Protesto indevido de cheque ainda sujeito a cobrança não gera indenização por dano moral ao devedor

Alinhando-se à posição da Terceira Turma do Superior Tribunal de Justiça (STJ), a Quarta Turma pacificou a jurisprudência da corte ao decidir que o protesto de título de crédito prescrito, embora irregular, não gera direito automático à indenização por dano moral.

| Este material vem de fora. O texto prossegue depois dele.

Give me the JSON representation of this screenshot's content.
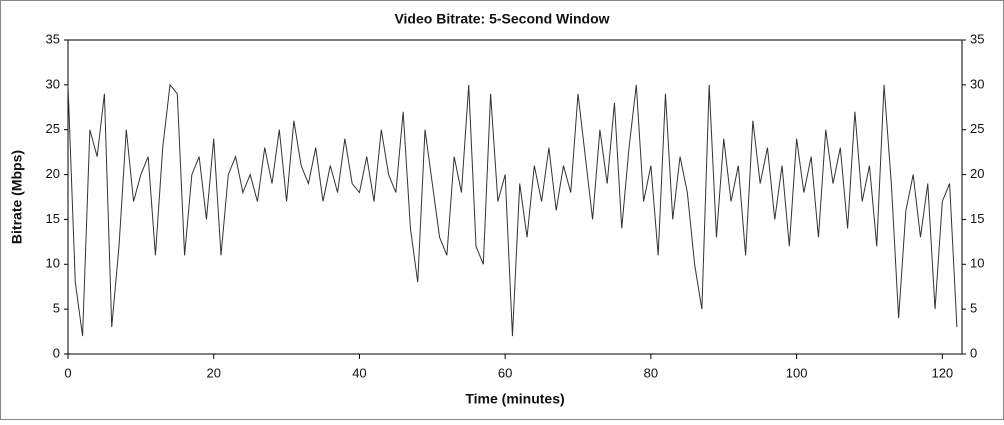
{
  "chart_data": {
    "type": "line",
    "title": "Video Bitrate: 5-Second Window",
    "x_label": "Time (minutes)",
    "y_label": "Bitrate (Mbps)",
    "x": [
      0,
      1,
      2,
      3,
      4,
      5,
      6,
      7,
      8,
      9,
      10,
      11,
      12,
      13,
      14,
      15,
      16,
      17,
      18,
      19,
      20,
      21,
      22,
      23,
      24,
      25,
      26,
      27,
      28,
      29,
      30,
      31,
      32,
      33,
      34,
      35,
      36,
      37,
      38,
      39,
      40,
      41,
      42,
      43,
      44,
      45,
      46,
      47,
      48,
      49,
      50,
      51,
      52,
      53,
      54,
      55,
      56,
      57,
      58,
      59,
      60,
      61,
      62,
      63,
      64,
      65,
      66,
      67,
      68,
      69,
      70,
      71,
      72,
      73,
      74,
      75,
      76,
      77,
      78,
      79,
      80,
      81,
      82,
      83,
      84,
      85,
      86,
      87,
      88,
      89,
      90,
      91,
      92,
      93,
      94,
      95,
      96,
      97,
      98,
      99,
      100,
      101,
      102,
      103,
      104,
      105,
      106,
      107,
      108,
      109,
      110,
      111,
      112,
      113,
      114,
      115,
      116,
      117,
      118,
      119,
      120,
      121,
      122
    ],
    "series": [
      {
        "color": "#333333",
        "values": [
          30,
          8,
          2,
          25,
          22,
          29,
          3,
          12,
          25,
          17,
          20,
          22,
          11,
          23,
          30,
          29,
          11,
          20,
          22,
          15,
          24,
          11,
          20,
          22,
          18,
          20,
          17,
          23,
          19,
          25,
          17,
          26,
          21,
          19,
          23,
          17,
          21,
          18,
          24,
          19,
          18,
          22,
          17,
          25,
          20,
          18,
          27,
          14,
          8,
          25,
          19,
          13,
          11,
          22,
          18,
          30,
          12,
          10,
          29,
          17,
          20,
          2,
          19,
          13,
          21,
          17,
          23,
          16,
          21,
          18,
          29,
          22,
          15,
          25,
          19,
          28,
          14,
          23,
          30,
          17,
          21,
          11,
          29,
          15,
          22,
          18,
          10,
          5,
          30,
          13,
          24,
          17,
          21,
          11,
          26,
          19,
          23,
          15,
          21,
          12,
          24,
          18,
          22,
          13,
          25,
          19,
          23,
          14,
          27,
          17,
          21,
          12,
          30,
          19,
          4,
          16,
          20,
          13,
          19,
          5,
          17,
          19,
          3
        ]
      }
    ],
    "xlim": [
      0,
      122.7
    ],
    "xticks": [
      0,
      20,
      40,
      60,
      80,
      100,
      120
    ],
    "ylim": [
      0,
      35
    ],
    "yticks": [
      0,
      5,
      10,
      15,
      20,
      25,
      30,
      35
    ],
    "y2lim": [
      0,
      35
    ],
    "y2ticks": [
      0,
      5,
      10,
      15,
      20,
      25,
      30,
      35
    ],
    "grid": false
  }
}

Segundo o ministro Luis Felipe Salomão, a ilicitude da conduta não implica o dever de indenizar se não houve dano efetivo ao bem jurídico tutelado.

Com esse entendimento, mesmo determinando o cancelamento do protesto indevido de dois cheques – realizado após o prazo para execução cambial, mas dentro dos cinco anos que possibilitam a cobrança por outras vias –, a Quarta Turma negou o pedido de indenização feito pelo emissor dos títulos.

Relator do recurso julgado, Salomão afirmou que, no caso de protesto irregular, o dano moral está vinculado ao abalo de crédito e à pecha de mau pagador decorrentes do ato. No entanto, se o protesto é irregular por causa da prescrição do título – o que significa que não poderá ser executado, embora restem outras possibilidades de cobrança judicial –, “não há direito da personalidade a ser legitimamente tutelado”, pois não há abalo de crédito.

Quanto ao caso em julgamento – acrescentou o magistrado –, “não só não houve efetivo dano ocasionado, como é certo que o autor não nega que deve, tampouco manifesta qualquer intenção em adimplir o débito”.

Endosso transmite os direitos resultantes do cheque

O recurso teve origem em ação declaratória de prescrição de débito e baixa de protesto com indenização por danos morais, ajuizada pelo devedor após verificar uma restrição em seu CPF, em vista do protesto, em 9 de outubro de 2009, de cheques emitidos em 27 de setembro de 2005, nos valores de R$ 2 mil e R$ 700.

Entre outros pontos, alegou que os cheques foram emitidos para outra pessoa, que os repassou ao portador, com o qual não teve relação jurídica. Argumentou ainda que após a prescrição dos cheques, resta apenas a ação de cobrança ou monitória para o recebimento do crédito, não podendo o credor promover o protesto do título.

O Tribunal de Justiça do Paraná considerou que o protesto foi regular, pois a dívida expressa nos cheques não estava prescrita, já que entre a data da emissão e o protesto não se passaram mais de cinco anos.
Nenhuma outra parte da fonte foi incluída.